Weirdest thing. My throat chakra is all sorts of fucked up and I’m having a hard time communicating.

Been downstairs in the lab brewing up some new life plans. I think about what a weirdo I am all the time and try often to come up with stunts to seem cool and casual and less weird. There are values to uphold of course. Being kind and good and thoughtful can sometimes make you boring or seem less smart, but it’s more important to be kind than to be right. Some of us can all agree on that.

Do you remember our second cousin? We’ll call her Meryl. Meryl’s been old her entire life but I think these days she’s around sixty. She wears glasses, shirts buttoned to the neck and polyester suits. It can’t be comfortable. Before dinner she sways back and forth and claws her nails into her knees. When I was younger she had two pet guinea pigs named Coco and something else.
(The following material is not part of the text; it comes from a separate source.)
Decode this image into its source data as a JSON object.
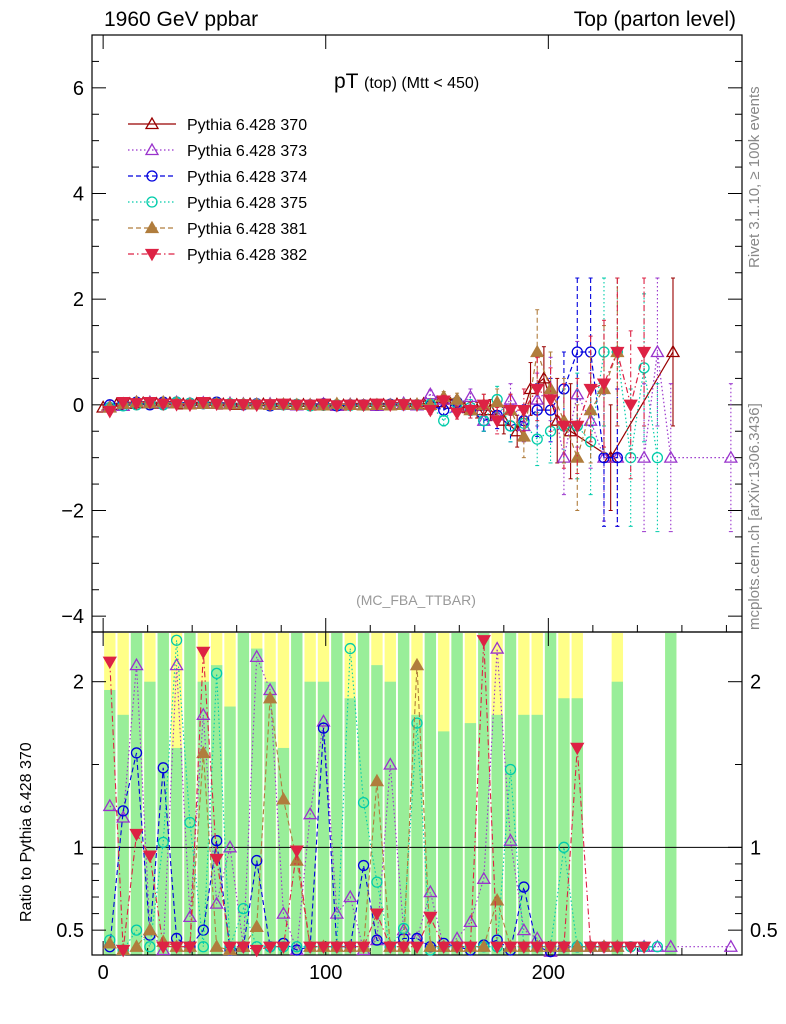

She brought them to all the family gatherings, or else she showed everyone pictures. (Imagine the conversation those inspired. None.)

She held them to her chest and it was very clear she loved the guinea pigs. In my memory I wanted to hold them but Meryl would have a panic attack if anyone else held them because she was afraid they would die. Denying an 8 year old a chance to hold a furry animal—this was my first taste of seeing a crazy person get away with whatever crazy shit they wanted.

Her guinea pigs ended up dying and Meryl was so devastated she got out of coming to family events for years. “Why doesn’t Meryl get new guinea pigs?” Every holiday I begged them to give me a real answer, and my Grandma would pat me on the knee and say “Shhh,” as she nodded the knowing family look that said, “Cousin Meryl is crazy, remember? Let it go.”

Why doesn’t Meryl just get more guinea pigs? What the fuck.

The point of this thing got away from me. I was trying to say that I hope to enact a new life-plan that emphasizes getting away with behaving however I want while still remaining vital, having relationships and making art. It’s not going to be easy. People still expect me to look them in the eye and pretend to care about dumb things…

Who else can we think of that is way cool and acts however they want? Marlon Brando? Roger Ebert? Bjork?

This could turn into a Charlie Sheen thing if we’re not careful.

This newsletter sucks. Go back to work.

 

 

3 thoughts on “Molly Laich Monthly Catch-Up Family Newsletter

  1. sounds like the pigs were Meryl’s gateway to human connection. I love it. I mean, it’s sad and I want you happy, but really, I love it. I think you are looking for your own Guinea Pigs, and that’s a good thing, the search. Beer?

  2. It’s actually not your throat chakra that’s causing communication errors…Mercury is in Retrograde.